2.1.1.
Al-Qur’an
Ditinjau dari segi kebahasaan (etimologi),
Al-Qur’an berasal dari bahasa Arab yang berarti "bacaan" atau
"sesuatu yang dibaca berulang-ulang". Kata Al-Qur’an adalah bentuk
kata benda (masdar) dari kata kerja qara'a yang artinya membaca.
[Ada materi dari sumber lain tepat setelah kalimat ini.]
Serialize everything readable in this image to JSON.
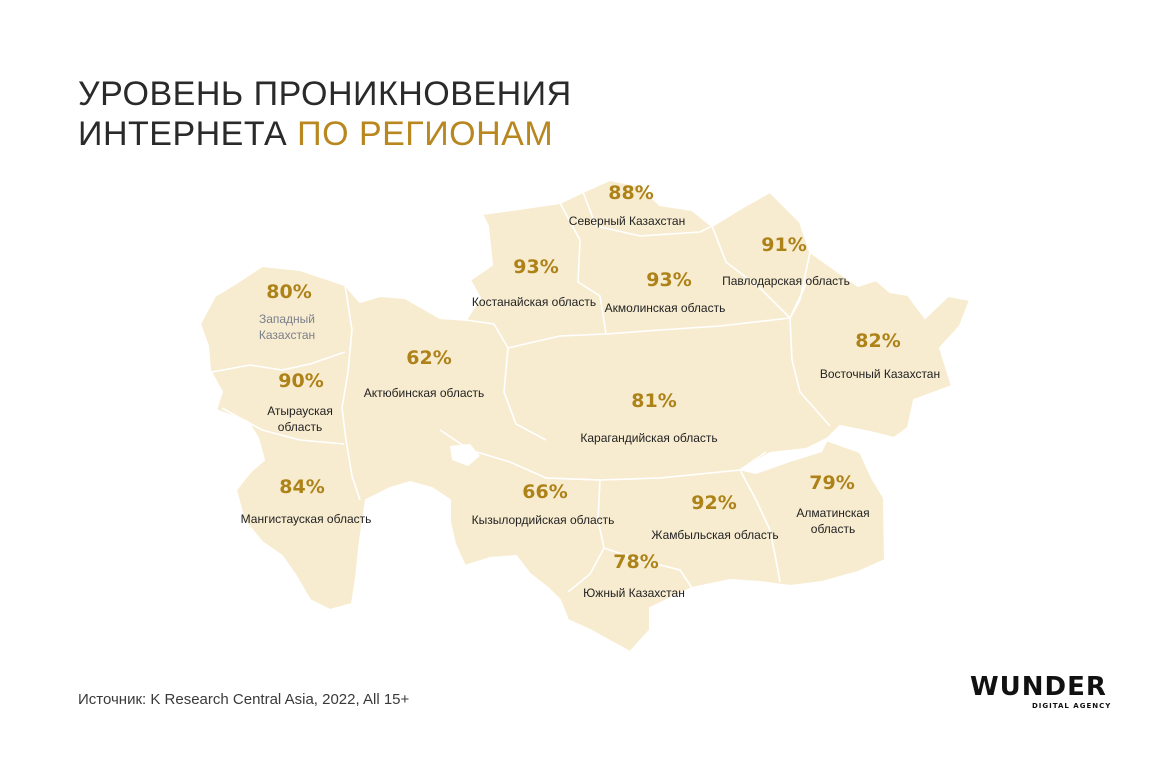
{
  "title": {
    "line1": "УРОВЕНЬ ПРОНИКНОВЕНИЯ",
    "line2_plain": "ИНТЕРНЕТА ",
    "line2_accent": "ПО РЕГИОНАМ"
  },
  "colors": {
    "map_fill": "#f8ecd0",
    "map_border": "#ffffff",
    "accent": "#ad8218"
  },
  "regions": [
    {
      "value": "88%",
      "label": "Северный Казахстан"
    },
    {
      "value": "91%",
      "label": "Павлодарская область"
    },
    {
      "value": "93%",
      "label": "Костанайская область"
    },
    {
      "value": "93%",
      "label": "Акмолинская область"
    },
    {
      "value": "80%",
      "label_line1": "Западный",
      "label_line2": "Казахстан"
    },
    {
      "value": "82%",
      "label": "Восточный Казахстан"
    },
    {
      "value": "62%",
      "label": "Актюбинская область"
    },
    {
      "value": "90%",
      "label_line1": "Атырауская",
      "label_line2": "область"
    },
    {
      "value": "81%",
      "label": "Карагандийская область"
    },
    {
      "value": "84%",
      "label": "Мангистауская область"
    },
    {
      "value": "66%",
      "label": "Кызылордийская область"
    },
    {
      "value": "92%",
      "label": "Жамбыльская область"
    },
    {
      "value": "79%",
      "label_line1": "Алматинская",
      "label_line2": "область"
    },
    {
      "value": "78%",
      "label": "Южный Казахстан"
    }
  ],
  "source": "Источник: K Research Central Asia, 2022, All 15+",
  "logo": {
    "main": "WUNDER",
    "sub": "DIGITAL AGENCY"
  }
}
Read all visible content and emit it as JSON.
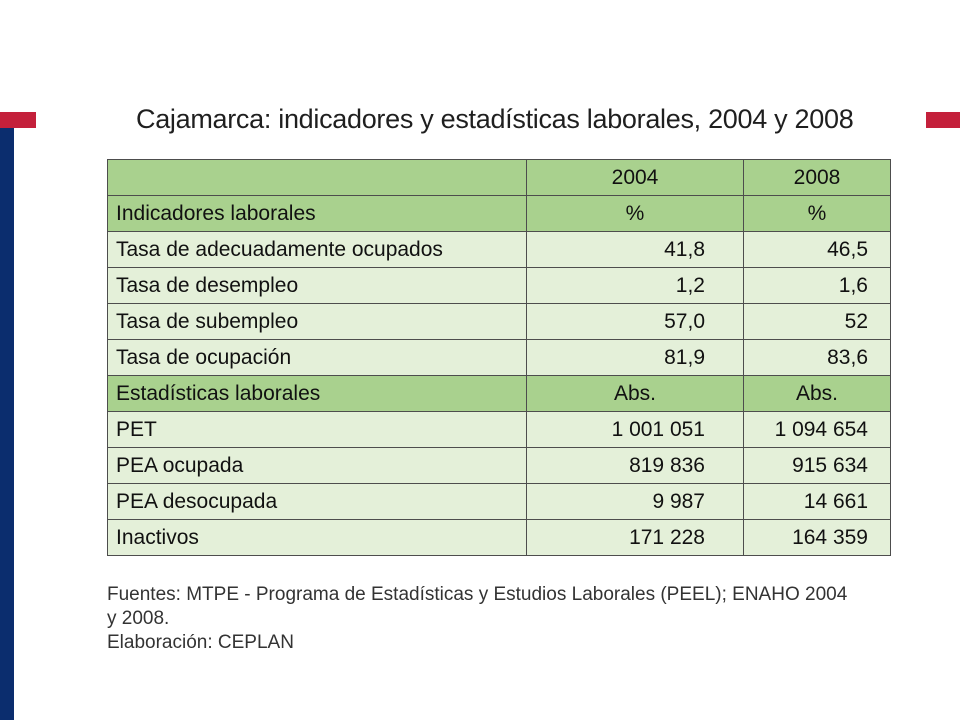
{
  "colors": {
    "navy_bar": "#0b2d6e",
    "red_accent": "#c4203b",
    "header_green": "#a9d18e",
    "row_green": "#e4f0d9"
  },
  "title": "Cajamarca: indicadores y estadísticas laborales, 2004 y 2008",
  "table": {
    "header": {
      "label": "",
      "col1": "2004",
      "col2": "2008"
    },
    "sections": [
      {
        "title": "Indicadores laborales",
        "unit1": "%",
        "unit2": "%",
        "rows": [
          {
            "label": "Tasa de adecuadamente ocupados",
            "v2004": "41,8",
            "v2008": "46,5"
          },
          {
            "label": "Tasa de desempleo",
            "v2004": "1,2",
            "v2008": "1,6"
          },
          {
            "label": "Tasa de subempleo",
            "v2004": "57,0",
            "v2008": "52"
          },
          {
            "label": "Tasa de ocupación",
            "v2004": "81,9",
            "v2008": "83,6"
          }
        ]
      },
      {
        "title": "Estadísticas laborales",
        "unit1": "Abs.",
        "unit2": "Abs.",
        "rows": [
          {
            "label": "PET",
            "v2004": "1 001 051",
            "v2008": "1 094 654"
          },
          {
            "label": "PEA ocupada",
            "v2004": "819 836",
            "v2008": "915 634"
          },
          {
            "label": "PEA desocupada",
            "v2004": "9 987",
            "v2008": "14 661"
          },
          {
            "label": "Inactivos",
            "v2004": "171 228",
            "v2008": "164 359"
          }
        ]
      }
    ]
  },
  "notes": {
    "source_line1": "Fuentes: MTPE - Programa de Estadísticas y Estudios Laborales (PEEL); ENAHO 2004",
    "source_line2": "y 2008.",
    "elaboration": "Elaboración: CEPLAN"
  }
}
Konsep
pemakaian kata ini dapat juga dijumpai pada salah satu surat Al-Qur’an sendiri yakni pada ayat 17
dan 18 Surat Al-Qiyamah yang artinya:
“Sesungguhnya
mengumpulkan Al-Qur’an (di dalam dadamu) dan (menetapkan) bacaannya (pada
lidahmu) itu adalah tanggungan Kami. (Karena itu,) jika Kami telah membacakannya,
hendaklah kamu ikuti {amalkan} bacaannya”
Al-Qur’an merupakan kitab suci umat
Islam yang diturunkan Allah kepada nabi Muhammad SAW melalui malaikat Jibril.
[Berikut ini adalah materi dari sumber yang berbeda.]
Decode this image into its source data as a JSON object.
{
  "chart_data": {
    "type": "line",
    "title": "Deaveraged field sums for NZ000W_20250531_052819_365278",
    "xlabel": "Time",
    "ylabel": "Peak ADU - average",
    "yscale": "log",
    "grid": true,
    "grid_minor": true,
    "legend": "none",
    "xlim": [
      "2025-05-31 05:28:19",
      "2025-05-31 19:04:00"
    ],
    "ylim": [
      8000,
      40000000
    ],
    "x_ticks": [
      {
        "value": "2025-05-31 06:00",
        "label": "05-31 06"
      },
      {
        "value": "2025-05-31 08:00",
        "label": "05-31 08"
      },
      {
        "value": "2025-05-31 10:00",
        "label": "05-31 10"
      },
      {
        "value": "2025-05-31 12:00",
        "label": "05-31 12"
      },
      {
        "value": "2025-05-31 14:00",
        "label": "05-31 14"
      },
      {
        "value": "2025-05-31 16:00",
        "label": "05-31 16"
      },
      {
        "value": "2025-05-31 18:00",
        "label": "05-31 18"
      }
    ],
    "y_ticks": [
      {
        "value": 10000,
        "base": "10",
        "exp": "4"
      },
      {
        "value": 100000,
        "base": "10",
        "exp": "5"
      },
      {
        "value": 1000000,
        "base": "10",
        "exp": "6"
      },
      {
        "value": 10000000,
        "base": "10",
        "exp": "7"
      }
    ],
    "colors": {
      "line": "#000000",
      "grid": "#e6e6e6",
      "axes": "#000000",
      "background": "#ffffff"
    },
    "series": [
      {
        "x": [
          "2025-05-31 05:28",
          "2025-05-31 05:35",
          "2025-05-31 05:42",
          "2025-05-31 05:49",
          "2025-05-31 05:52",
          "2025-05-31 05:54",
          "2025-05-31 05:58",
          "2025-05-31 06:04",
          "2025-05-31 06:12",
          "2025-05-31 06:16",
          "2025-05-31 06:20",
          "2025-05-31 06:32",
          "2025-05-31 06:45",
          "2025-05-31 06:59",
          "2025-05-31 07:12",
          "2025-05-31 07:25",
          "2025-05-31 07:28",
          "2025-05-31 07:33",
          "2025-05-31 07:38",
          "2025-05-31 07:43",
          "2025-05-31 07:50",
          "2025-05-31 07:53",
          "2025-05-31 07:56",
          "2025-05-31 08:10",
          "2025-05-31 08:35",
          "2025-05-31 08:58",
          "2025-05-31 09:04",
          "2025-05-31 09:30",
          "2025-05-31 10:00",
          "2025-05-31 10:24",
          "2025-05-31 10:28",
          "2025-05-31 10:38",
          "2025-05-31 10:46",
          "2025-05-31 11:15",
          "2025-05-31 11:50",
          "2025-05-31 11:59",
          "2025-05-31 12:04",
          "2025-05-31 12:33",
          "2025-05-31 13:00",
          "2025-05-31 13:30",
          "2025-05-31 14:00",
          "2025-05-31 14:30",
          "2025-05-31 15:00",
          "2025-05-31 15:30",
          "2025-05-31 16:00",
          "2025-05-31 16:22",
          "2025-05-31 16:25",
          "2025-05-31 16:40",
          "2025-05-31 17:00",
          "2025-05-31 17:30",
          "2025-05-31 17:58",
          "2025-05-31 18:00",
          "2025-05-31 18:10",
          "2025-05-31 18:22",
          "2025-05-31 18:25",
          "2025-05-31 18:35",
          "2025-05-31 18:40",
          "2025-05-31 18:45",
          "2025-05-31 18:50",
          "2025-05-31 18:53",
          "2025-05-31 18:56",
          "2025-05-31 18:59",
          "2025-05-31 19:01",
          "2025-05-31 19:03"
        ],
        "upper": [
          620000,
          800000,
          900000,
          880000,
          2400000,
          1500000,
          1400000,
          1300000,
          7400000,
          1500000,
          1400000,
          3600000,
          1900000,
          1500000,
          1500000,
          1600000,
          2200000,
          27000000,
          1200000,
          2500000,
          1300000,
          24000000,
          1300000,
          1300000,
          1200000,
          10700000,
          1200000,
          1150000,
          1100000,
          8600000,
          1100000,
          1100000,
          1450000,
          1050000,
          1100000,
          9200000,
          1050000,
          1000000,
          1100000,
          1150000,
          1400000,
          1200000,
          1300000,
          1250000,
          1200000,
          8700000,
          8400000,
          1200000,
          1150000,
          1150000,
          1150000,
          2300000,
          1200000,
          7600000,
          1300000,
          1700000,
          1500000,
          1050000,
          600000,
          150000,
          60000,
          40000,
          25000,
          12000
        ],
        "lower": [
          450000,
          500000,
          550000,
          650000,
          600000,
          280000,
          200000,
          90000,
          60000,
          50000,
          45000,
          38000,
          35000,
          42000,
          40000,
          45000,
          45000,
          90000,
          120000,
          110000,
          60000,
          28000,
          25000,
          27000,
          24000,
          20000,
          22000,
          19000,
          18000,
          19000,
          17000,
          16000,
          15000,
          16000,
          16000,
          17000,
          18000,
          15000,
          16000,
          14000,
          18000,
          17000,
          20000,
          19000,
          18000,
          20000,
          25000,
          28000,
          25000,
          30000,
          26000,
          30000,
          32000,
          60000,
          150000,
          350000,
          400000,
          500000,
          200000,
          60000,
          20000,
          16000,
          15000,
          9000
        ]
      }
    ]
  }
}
Al-Qur’an diturunkan secara berangsur-angsur dalam kurun waktu 23 tahun.
Al-Qur’an merupakan kumpulan wahyu sekaligus sebagai mukjizat Nabiullah yang
terbesar yang hukumnya akan senantiasa berlaku hingga akhir zaman.
Penulisan (pencatatan dalam bentuk
teks) Al-Qur'an sudah dimulai sejak zaman Nabi Muhammad SAW. Kemudian
transformasinya menjadi teks yang dijumpai saat ini selesai dilakukan pada
zaman khalifah Utsman bin Affan.
Pada masa ketika Nabi Muhammad SAW
masih hidup, terdapat beberapa orang yang ditunjuk untuk menuliskan Al Qur'an
yakni Zaid bin Tsabit, Ali bin Abi Talib, Muawiyah bin Abu Sufyan dan Ubay bin
Kaab. Sahabat yang lain juga kerap menuliskan wahyu tersebut walau tidak
diperintahkan. Media penulisan yang digunakan saat itu berupa pelepah kurma,
lempengan batu, daun lontar, kulit atau daun kayu, pelana, potongan tulang
belulang binatang. Di samping itu banyak juga sahabat-sahabat langsung
menghafalkan ayat-ayat Al-Qur'an setelah wahyu diturunkan.
Pada masa kekhalifahan Abu Bakar,
terjadi beberapa pertempuran (dalam perang yang dikenal dengan nama perang
Ridda) yang mengakibatkan tewasnya beberapa penghafal Al-Qur'an dalam jumlah
yang signifikan. Umar bin Khattab yang saat itu merasa sangat khawatir akan
keadaan tersebut lantas meminta kepada Abu Bakar untuk mengumpulkan seluruh
tulisan Al-Qur'an yang saat itu tersebar di antara para sahabat. Abu Bakar
lantas memerintahkan Zaid bin Tsabit sebagai koordinator pelaksaan tugas
tersebut. Setelah pekerjaan tersebut selesai dan Al-Qur'an tersusun secara rapi
dalam satu mushaf, hasilnya diserahkan kepada Abu Bakar. Abu Bakar menyimpan
mushaf tersebut hingga wafatnya kemudian mushaf tersebut berpindah kepada Umar
sebagai khalifah penerusnya, selanjutnya mushaf dipegang oleh anaknya yakni
Hafsah yang juga istri Nabi Muhammad SAW.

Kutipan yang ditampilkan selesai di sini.